Лекция для врачей "Аффективные психозы. Приступы (продолжительность, депрессивные приступы, маниакальные приступы)" (отрывок из книги "Психические расстройства при эпилепсии" - Казаковцев Б. А.)
По нашим наблюдениям, структура депрессивных (n=217) и маниакальных (п=6) приступов хотя и отличается в целом относительной простотой аффективных проявлений и малой выраженностью дисфорических компонентов, во многом зависит от продолжительности психоза. Увеличению продолжительности этих состояний соответствовало появление у наших пациентов деперсонализационных расстройств и сенситивности.
Кратковременные депрессивные приступы сопровождались понижением у больных настроения с колебаниями глубины аффекта в течение суток и снижением двигательной активности различной степени. Преходящим идеям малоценности, ипохондрическим реакциям на так называемые соматические и вегетативные проявления депрессии, а также сенестопатиям и психосенсорным расстройствам нередко сопутствовала тревога.
Средней продолжительности и затяжные депрессивные приступы обычно протекали у больных в форме субдепрессий со снижением психической и моторной активности. Однако и здесь часто имели место колебания аффекта в сторону его снижения, неразвернутые ипохондрические реакции на появление нерезко выраженных вегетативных расстройств. У больных отмечались явления деперсонализации, сенситивность, склонность к витальным переживаниям.
В структуре маниакальных приступов, продолжительность которых измерялась месяцами и годами, у больных преобладал гипоманиакальный аффект со склонностью к колебаниям. Чувство веселости нередко сочеталось у больных с раздражительностью. Оптимистическая оценка окружающего, беззаботность, безразличное отношение к беспорядку, повышенное либидо часто наблюдалось у них наряду с многоречивостью, многословностью, склонностью к шуткам сомнительного содержания, несоблюдением дистанции. Как правило, у больных в указанные периоды повышалась трудовая активность. На высоте подъема настроения они иногда без учета ситуации пели и танцевали.
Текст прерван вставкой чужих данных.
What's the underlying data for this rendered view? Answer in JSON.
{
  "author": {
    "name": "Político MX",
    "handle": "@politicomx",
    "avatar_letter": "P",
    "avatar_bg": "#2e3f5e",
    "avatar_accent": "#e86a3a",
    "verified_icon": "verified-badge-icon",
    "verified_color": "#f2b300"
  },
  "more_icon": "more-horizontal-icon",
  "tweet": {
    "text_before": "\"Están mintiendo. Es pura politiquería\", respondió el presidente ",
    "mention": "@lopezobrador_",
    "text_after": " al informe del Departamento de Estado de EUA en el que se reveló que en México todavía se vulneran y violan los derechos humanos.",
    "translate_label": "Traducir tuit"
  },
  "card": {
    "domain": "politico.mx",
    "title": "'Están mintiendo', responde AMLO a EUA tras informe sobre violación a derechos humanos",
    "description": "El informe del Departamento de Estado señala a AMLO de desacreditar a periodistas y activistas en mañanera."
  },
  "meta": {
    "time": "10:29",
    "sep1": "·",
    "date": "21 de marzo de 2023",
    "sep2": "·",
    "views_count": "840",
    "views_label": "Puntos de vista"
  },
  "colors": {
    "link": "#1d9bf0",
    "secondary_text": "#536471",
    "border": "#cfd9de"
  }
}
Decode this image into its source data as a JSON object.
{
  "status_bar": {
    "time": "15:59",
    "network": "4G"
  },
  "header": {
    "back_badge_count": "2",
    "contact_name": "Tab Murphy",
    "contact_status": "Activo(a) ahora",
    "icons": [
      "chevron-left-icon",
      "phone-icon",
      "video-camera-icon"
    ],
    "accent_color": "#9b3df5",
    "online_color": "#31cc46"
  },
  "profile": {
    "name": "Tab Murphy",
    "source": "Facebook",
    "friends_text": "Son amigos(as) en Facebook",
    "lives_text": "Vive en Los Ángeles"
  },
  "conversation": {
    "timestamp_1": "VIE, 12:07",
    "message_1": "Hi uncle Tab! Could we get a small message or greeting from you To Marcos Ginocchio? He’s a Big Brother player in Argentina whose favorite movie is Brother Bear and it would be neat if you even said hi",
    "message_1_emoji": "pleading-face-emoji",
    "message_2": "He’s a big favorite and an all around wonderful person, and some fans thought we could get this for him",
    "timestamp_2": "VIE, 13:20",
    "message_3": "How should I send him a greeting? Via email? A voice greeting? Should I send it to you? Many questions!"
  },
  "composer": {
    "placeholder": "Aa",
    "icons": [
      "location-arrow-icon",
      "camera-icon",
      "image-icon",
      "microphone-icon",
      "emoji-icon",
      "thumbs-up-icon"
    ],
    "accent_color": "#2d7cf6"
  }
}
Данные настоящего исследования показали, что структура аффективно-бредовых приступов (п=272) с относительно большим, чем при аффективных психозах, присутствием дисфорических компонентов во многом связана с их продолжительностью. Увеличению продолжительности психоза соответствовала меньшая глубина аффективных колебаний и тенденция к известной систематизации бредовых идей.
Для кратковременных депрессивно-бредовых приступов с наличием у больных паранойяльных расстройств наряду с различной глубины депрессивным аффектом и мало систематизированными бредовыми идеями, чаще обыденного содержания, были характерны ипохондрические идеи, неразвернутый сутяжно-паранойяльный бред, идеи правдоискательства, внешне трудно отличимые от непродолжительных у больных подострых паранойяльных реакций.
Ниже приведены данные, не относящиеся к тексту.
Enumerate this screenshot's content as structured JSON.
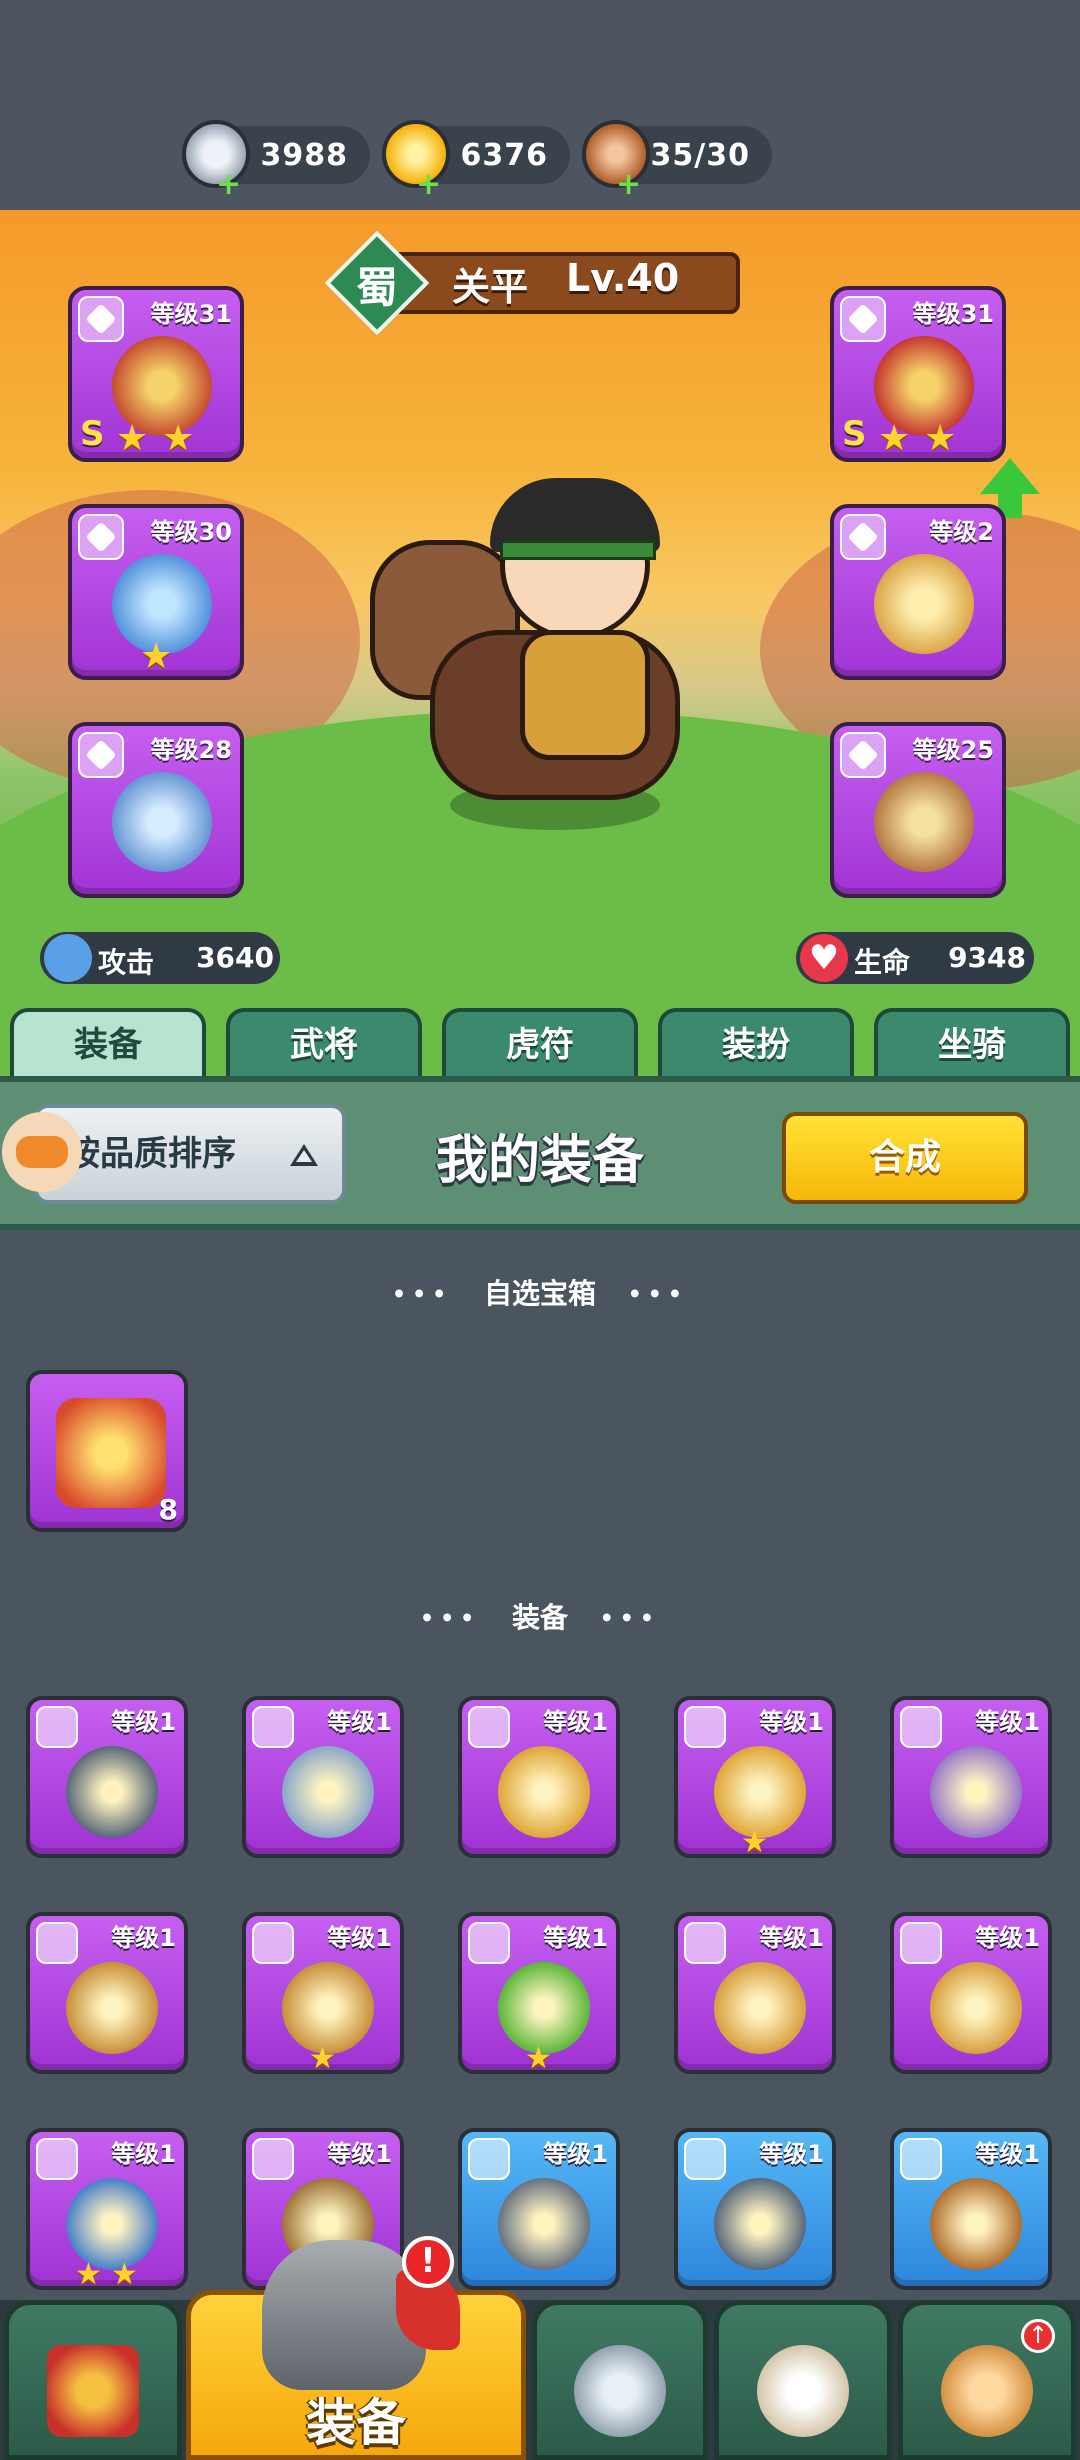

В случаях приступов средней продолжительности бредовые идеи чаще формировались у больных на фоне субдепрессии. Дисфорические проявления способствовали тому, что ощущения недомогания, тяжести, «внутренней дрожи», вялости, головные боли, расстройства сна сочетались у них с чувством обиды, напряженности. Все ощущения по-особому интерпретировались. Бредовой трактовке подвергались и поступки окружающих. Высказывание идей самоуничижения носило скорее демонстративный характер, так как противоречило склонности больных к активной самозащите. Собственное «физическое и нервное истощение» связывалось, например, с мнимыми унижениями и провокациями, клеветой, издевательствами, местью со стороны родственников, сотрудников, соседей. Углублению депрессии соответствовали плаксивость, тревога, демонстративные суицидальные намерения. Одновременно обострялись возбудимость, гневливость, склонность к агрессивному поведению, появлялась установка наказать обидчика, стремление добиться улучшения своего положения.
Наиболее продолжительным приступам психоза также в значительной мере был свойственен такой их структурный компонент, как субдепрессия. При этом в клинической картине у больных уменьшалась доля вегетативных проявлений. Последние уступали место необычным ощущениям: «болит мозг», «отнимается кончик языка», «возникает чувство розовой пустоты в голове», «спазмов внутри органов», «скованности во лбу», «пульсации в ушных перепонках», «собственной невесомости». Появление у пациентов идей отношения побуждало их к агрессивным действиям или стремлению избегать общества. Появление ипохондрических идей — к посещению различных специалистов в поисках лечения, к чтению медицинской литературы, к распознаванию у себя все новых заболеваний. При углублении депрессии больные стремились скрывать свои мнимые дефекты, однако были склонны к аутоагрессии. Развитию сутяжного бреда у них соответствовала готовность к постоянной критике действий администрации, врачей. Обращало на себя внимание сочетание у больных требований повышенного к себе внимания с игнорированием получаемых от окружающих советов и предложений. По мере увеличения продолжительности психотических приступов бредовые переживания все более отличались монотонностью, ригидностью, отсутствием тревожной ажитации. Малопродуктивность больных в обычной деятельности ограничивалась чаще психической сферой. Более доступным оказывался неквалифицированный физический труд. В период обучения были характерны жалобы больных на снижение сообразительности, трудности в подборе нужных слов, особенно в устном изложении.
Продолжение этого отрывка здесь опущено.